Khodorkovsky’s supporters claim the second trial is just a new phase of a reprisal campaign driven by political calculations, commercial interests and personal motives. A new conviction and sentence would send a signal that nothing has changed despite Medvedev’s words, they say, while an acquittal would mark a break with the Putin era.

“Politically this is a very difficult case for the highest authorities here, especially Medvedev,” said Yevgeny Kiselyov, a liberal political commentator. “If Khodorkovsky is sentenced to another prison term, politically that would be Medvedev’s responsibility no matter what he says — particularly in the eyes of the West.”

But others say an acquittal is out of the question because it would cast a shadow over Putin, who maneuvered his protege Medvedev into the presidency last year and is widely seen as still calling the shots as Russia’s prime minister. Analysts also say that Russian leaders do not have to worry about a conviction chilling the business climate and frightening away foreign investors.

“I think that frankly the damage that they were going to do to the investment climate vis-a-vis Khodorkovsky has already been done, and I don’t think that putting any more pressure on him or giving him another 50 years in Siberia, if that’s what they decide to do, would have any effect,” Sam Greene, deputy director of the Carnegie Moscow Center, said Monday.

“My gut feeling is that it’s more of the same,” he said of the new trial.

Others believe Khodorkovsky’s fate will be determined by prevailing political winds and an under-the-carpet power struggle between Kremlin hard-liners and their more liberal opponents.

“The trial will be a test — which group is more influential at the moment,” Kiselyov said.

Lawyers for Khodorkovsky and Lebedev describe the new charges outlined in a roughly 4,000 page indictment as nonsense, saying they amount to an accusation that Khodorkovsky stole all the oil produced by Yukos from 1998 through 2003 — the year he was arrested.
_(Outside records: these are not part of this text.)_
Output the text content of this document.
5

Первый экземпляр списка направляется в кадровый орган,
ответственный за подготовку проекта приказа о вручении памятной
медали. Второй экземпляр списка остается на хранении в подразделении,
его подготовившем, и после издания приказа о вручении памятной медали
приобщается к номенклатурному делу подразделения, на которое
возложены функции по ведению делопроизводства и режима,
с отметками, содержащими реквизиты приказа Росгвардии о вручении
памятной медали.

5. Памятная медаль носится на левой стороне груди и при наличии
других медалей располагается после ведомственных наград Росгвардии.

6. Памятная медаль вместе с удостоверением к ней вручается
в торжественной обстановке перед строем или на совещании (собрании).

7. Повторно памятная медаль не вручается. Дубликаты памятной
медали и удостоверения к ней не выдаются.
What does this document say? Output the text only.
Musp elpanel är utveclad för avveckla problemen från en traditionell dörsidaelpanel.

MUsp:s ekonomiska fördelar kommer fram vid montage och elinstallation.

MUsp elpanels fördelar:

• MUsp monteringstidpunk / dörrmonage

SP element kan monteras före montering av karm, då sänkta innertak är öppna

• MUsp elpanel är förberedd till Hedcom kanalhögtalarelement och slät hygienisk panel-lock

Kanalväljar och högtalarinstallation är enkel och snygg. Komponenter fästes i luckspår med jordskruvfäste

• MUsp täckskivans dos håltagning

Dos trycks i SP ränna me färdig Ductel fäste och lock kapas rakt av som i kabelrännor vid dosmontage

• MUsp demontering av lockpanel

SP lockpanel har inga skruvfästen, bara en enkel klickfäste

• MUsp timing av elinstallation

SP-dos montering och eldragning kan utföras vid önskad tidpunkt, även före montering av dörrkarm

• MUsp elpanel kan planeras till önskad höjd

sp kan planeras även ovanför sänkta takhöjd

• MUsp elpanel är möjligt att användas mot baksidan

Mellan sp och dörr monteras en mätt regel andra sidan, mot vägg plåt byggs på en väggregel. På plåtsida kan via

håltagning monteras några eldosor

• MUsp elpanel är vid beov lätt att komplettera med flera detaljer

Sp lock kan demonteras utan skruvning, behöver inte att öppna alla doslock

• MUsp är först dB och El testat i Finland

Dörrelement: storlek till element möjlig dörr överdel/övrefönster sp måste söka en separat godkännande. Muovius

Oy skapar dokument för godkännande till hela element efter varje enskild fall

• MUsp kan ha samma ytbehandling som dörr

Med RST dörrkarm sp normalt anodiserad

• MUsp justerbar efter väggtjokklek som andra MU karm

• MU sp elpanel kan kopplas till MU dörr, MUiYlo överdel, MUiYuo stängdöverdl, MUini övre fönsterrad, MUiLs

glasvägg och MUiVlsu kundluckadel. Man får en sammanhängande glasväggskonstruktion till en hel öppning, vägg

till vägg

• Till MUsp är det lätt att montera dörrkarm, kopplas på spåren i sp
He is due for release late in 2011, a few months before Russia’s next presidential election.

“Khodorkovsky is in essence being accused of stealing this oil from himself, because … those companies from which he supposedly stole oil belonged to Yukos, and Yukos belonged to Khodorkovsky,” Maxim Dbar, a spokesman for Khodorkovsky’s legal team, said Monday.

Defense lawyers also argue that Khodorkovsky is being tried a second time for the same actions, saying the tax evasion charges in his initial trial were based in part on the pricing mechanisms the state is now using as the basis for its embezzlement and money-laundering claims.